I myself never really warmed to most of the characters that weren’t part of the original trilogy. My son played with them for those few years, but by the time we moved to CA this past summer, Anakin, young Obi-Wan, Darth Sidious, Ahsoka, the clone troopers, and other assorted Dookus had all taken up residence in a closed shoebox, and made a good gift for the younger children of a friend. I was sorry to see them go, but glad that they were getting played with again.
Once you get to be about 12 (especially if you’re a girl), it stops being so cool to play with Star Wars action figures. What really got me into Star Wars was the musical score by John Williams. Although this too is not completely cool for a classically trained violinist, I see Williams as the musical heir of Beethoven, Wagner, and Holst. I believe his music will still be played in 200 years. In this blog for violinist.com, Laurie Niles interviews violinist Bruce Dukov about what it was like to be in the orchestra recording the score for The Force Awakens: The Orchestra Awakens: Inside the Star Wars Recording Sessions.

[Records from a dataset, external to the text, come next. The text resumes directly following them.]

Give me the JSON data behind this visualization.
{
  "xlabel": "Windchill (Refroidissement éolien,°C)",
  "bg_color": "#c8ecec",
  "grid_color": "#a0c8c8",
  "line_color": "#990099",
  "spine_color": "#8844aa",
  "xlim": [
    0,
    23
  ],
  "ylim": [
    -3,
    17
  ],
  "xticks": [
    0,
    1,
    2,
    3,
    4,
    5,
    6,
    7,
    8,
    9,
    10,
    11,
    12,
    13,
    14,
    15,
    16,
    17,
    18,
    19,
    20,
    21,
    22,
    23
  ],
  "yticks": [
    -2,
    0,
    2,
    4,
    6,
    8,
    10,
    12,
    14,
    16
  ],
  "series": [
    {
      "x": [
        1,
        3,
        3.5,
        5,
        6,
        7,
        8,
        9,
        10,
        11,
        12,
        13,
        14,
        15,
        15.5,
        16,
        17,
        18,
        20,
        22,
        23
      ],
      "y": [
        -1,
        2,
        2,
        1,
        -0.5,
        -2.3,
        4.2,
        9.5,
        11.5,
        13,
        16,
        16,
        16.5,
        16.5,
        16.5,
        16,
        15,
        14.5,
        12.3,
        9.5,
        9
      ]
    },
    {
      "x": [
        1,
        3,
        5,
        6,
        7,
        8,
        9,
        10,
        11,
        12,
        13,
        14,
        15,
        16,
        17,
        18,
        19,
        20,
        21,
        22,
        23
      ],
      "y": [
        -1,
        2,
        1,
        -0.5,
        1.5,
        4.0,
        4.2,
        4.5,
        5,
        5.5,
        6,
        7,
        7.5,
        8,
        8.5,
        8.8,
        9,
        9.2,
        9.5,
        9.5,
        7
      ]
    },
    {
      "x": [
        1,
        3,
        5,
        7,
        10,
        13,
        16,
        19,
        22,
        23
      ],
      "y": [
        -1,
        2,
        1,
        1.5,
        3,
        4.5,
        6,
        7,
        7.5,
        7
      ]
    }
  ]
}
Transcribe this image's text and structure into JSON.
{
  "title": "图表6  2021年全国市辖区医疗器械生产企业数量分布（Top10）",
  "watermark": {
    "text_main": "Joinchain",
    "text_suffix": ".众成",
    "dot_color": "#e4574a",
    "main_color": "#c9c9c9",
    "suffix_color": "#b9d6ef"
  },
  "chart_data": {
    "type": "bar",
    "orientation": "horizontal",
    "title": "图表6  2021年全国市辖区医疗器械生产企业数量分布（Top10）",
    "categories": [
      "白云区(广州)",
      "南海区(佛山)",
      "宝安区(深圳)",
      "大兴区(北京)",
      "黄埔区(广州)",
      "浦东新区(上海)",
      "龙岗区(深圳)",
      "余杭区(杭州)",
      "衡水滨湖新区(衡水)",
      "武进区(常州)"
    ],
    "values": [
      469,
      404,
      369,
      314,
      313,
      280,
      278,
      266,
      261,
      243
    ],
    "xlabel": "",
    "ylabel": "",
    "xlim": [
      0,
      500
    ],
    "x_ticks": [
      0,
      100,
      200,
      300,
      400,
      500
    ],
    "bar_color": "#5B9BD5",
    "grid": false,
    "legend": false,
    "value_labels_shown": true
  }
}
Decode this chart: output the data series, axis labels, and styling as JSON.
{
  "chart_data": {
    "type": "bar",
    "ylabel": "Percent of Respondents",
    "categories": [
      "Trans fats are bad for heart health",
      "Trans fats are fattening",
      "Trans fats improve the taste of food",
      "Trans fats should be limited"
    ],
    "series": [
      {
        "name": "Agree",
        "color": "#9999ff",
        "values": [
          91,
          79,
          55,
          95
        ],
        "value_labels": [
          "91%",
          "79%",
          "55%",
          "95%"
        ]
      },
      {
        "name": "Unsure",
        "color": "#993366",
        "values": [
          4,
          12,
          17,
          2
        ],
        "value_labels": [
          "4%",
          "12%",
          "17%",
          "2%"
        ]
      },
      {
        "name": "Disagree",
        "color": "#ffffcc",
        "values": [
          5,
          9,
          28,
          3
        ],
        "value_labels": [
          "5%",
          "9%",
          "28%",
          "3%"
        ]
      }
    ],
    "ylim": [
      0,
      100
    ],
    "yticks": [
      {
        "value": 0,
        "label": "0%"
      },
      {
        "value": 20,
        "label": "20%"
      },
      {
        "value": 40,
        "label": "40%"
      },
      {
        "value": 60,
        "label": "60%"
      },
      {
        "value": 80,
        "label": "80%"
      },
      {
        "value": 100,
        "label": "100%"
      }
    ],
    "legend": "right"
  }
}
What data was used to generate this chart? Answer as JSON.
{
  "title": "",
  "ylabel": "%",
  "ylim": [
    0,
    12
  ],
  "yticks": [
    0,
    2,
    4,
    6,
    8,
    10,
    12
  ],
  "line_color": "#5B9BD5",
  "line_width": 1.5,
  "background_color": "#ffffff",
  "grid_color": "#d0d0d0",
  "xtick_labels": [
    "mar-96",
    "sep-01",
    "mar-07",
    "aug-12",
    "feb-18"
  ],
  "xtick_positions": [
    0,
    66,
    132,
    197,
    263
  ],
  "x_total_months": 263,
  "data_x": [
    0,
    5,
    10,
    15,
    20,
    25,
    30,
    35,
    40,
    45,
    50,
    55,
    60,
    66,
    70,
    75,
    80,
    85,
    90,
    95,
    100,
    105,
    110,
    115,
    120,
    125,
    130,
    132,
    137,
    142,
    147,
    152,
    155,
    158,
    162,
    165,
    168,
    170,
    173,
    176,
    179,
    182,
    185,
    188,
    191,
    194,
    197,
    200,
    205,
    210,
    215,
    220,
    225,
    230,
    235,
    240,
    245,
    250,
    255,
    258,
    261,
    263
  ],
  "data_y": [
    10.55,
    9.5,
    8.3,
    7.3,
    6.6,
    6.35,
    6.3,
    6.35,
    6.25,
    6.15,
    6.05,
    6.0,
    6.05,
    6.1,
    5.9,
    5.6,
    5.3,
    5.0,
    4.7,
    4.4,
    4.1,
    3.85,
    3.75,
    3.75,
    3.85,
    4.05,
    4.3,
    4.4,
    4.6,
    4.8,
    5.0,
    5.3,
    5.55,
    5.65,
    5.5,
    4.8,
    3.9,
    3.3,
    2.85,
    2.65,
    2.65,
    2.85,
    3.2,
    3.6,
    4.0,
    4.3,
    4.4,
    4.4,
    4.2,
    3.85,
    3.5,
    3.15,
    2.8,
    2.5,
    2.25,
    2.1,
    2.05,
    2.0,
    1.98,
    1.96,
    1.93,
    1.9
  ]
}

On the Monday Music Medicine Show, the Quantum Hermit asks, “what instrumental theme from a movie captivates you, brings back vividly, the scenes, as you listen, and relive the pathos therein?” It turns out that the scene from Star Wars that has stayed with me all this time, and still gives me chills, has a name: “Binary Sunset.” In it, Luke Skywalker pauses, looks heavenward, and implicitly dreams of a better life.

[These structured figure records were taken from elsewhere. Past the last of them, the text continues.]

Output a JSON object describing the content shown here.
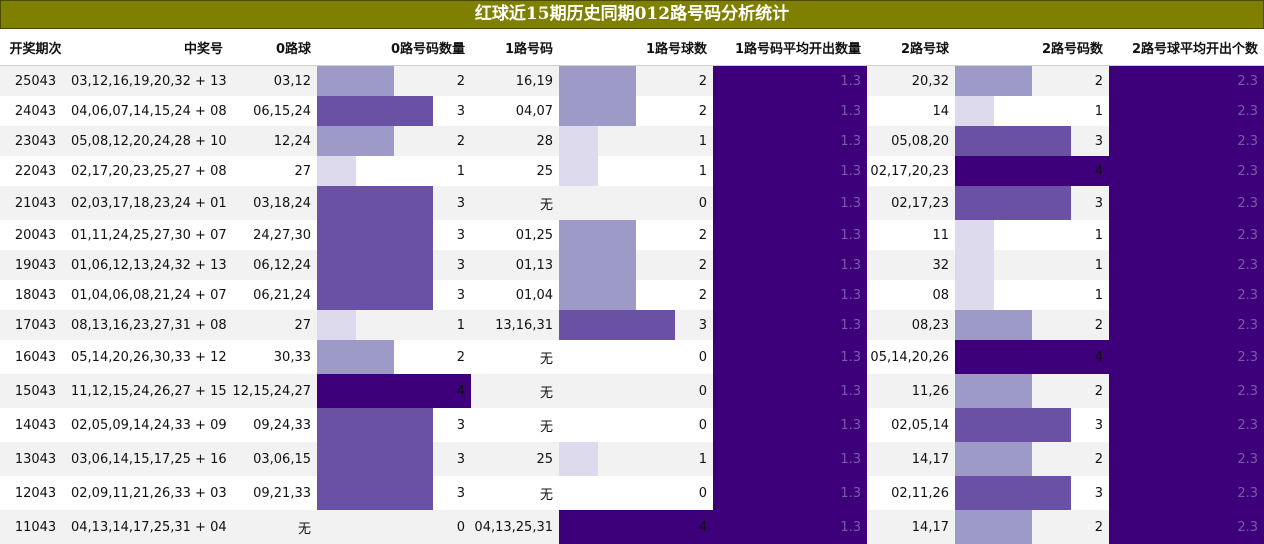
{
  "title": "红球近15期历史同期012路号码分析统计",
  "headers": [
    "开奖期次",
    "中奖号",
    "0路球",
    "0路号码数量",
    "1路号码",
    "1路号球数",
    "1路号码平均开出数量",
    "2路号球",
    "2路号码数",
    "2路号球平均开出个数"
  ],
  "avg1": "1.3",
  "avg2": "2.3",
  "bar_colors": {
    "1": "#dcdaec",
    "2": "#9e9ac8",
    "3": "#6a51a3",
    "4": "#3d007a"
  },
  "rows": [
    {
      "issue": "25043",
      "numbers": "03,12,16,19,20,32 + 13",
      "r0": "03,12",
      "c0": 2,
      "r1": "16,19",
      "c1": 2,
      "r2": "20,32",
      "c2": 2
    },
    {
      "issue": "24043",
      "numbers": "04,06,07,14,15,24 + 08",
      "r0": "06,15,24",
      "c0": 3,
      "r1": "04,07",
      "c1": 2,
      "r2": "14",
      "c2": 1
    },
    {
      "issue": "23043",
      "numbers": "05,08,12,20,24,28 + 10",
      "r0": "12,24",
      "c0": 2,
      "r1": "28",
      "c1": 1,
      "r2": "05,08,20",
      "c2": 3
    },
    {
      "issue": "22043",
      "numbers": "02,17,20,23,25,27 + 08",
      "r0": "27",
      "c0": 1,
      "r1": "25",
      "c1": 1,
      "r2": "02,17,20,23",
      "c2": 4
    },
    {
      "issue": "21043",
      "numbers": "02,03,17,18,23,24 + 01",
      "r0": "03,18,24",
      "c0": 3,
      "r1": "无",
      "c1": 0,
      "r2": "02,17,23",
      "c2": 3
    },
    {
      "issue": "20043",
      "numbers": "01,11,24,25,27,30 + 07",
      "r0": "24,27,30",
      "c0": 3,
      "r1": "01,25",
      "c1": 2,
      "r2": "11",
      "c2": 1
    },
    {
      "issue": "19043",
      "numbers": "01,06,12,13,24,32 + 13",
      "r0": "06,12,24",
      "c0": 3,
      "r1": "01,13",
      "c1": 2,
      "r2": "32",
      "c2": 1
    },
    {
      "issue": "18043",
      "numbers": "01,04,06,08,21,24 + 07",
      "r0": "06,21,24",
      "c0": 3,
      "r1": "01,04",
      "c1": 2,
      "r2": "08",
      "c2": 1
    },
    {
      "issue": "17043",
      "numbers": "08,13,16,23,27,31 + 08",
      "r0": "27",
      "c0": 1,
      "r1": "13,16,31",
      "c1": 3,
      "r2": "08,23",
      "c2": 2
    },
    {
      "issue": "16043",
      "numbers": "05,14,20,26,30,33 + 12",
      "r0": "30,33",
      "c0": 2,
      "r1": "无",
      "c1": 0,
      "r2": "05,14,20,26",
      "c2": 4
    },
    {
      "issue": "15043",
      "numbers": "11,12,15,24,26,27 + 15",
      "r0": "12,15,24,27",
      "c0": 4,
      "r1": "无",
      "c1": 0,
      "r2": "11,26",
      "c2": 2
    },
    {
      "issue": "14043",
      "numbers": "02,05,09,14,24,33 + 09",
      "r0": "09,24,33",
      "c0": 3,
      "r1": "无",
      "c1": 0,
      "r2": "02,05,14",
      "c2": 3
    },
    {
      "issue": "13043",
      "numbers": "03,06,14,15,17,25 + 16",
      "r0": "03,06,15",
      "c0": 3,
      "r1": "25",
      "c1": 1,
      "r2": "14,17",
      "c2": 2
    },
    {
      "issue": "12043",
      "numbers": "02,09,11,21,26,33 + 03",
      "r0": "09,21,33",
      "c0": 3,
      "r1": "无",
      "c1": 0,
      "r2": "02,11,26",
      "c2": 3
    },
    {
      "issue": "11043",
      "numbers": "04,13,14,17,25,31 + 04",
      "r0": "无",
      "c0": 0,
      "r1": "04,13,25,31",
      "c1": 4,
      "r2": "14,17",
      "c2": 2
    }
  ]
}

The violins are perfect, sublime, as they swell, briefly soar, and then fold back up into the mundane chores of a Tatooine moisture farm.
Before I read Joseph Campbell, before I had heard of the “Hero of a Thousand Faces,” this scene, with its music, was about my own as-yet-unfulfilled hopes and dreams. Luke Skywalker was Everyman in this 20th century morality play.
That they chose this theme for at least some of the soundtrack to The Force Awakens gives me hope that this time, for this movie, they might get it right.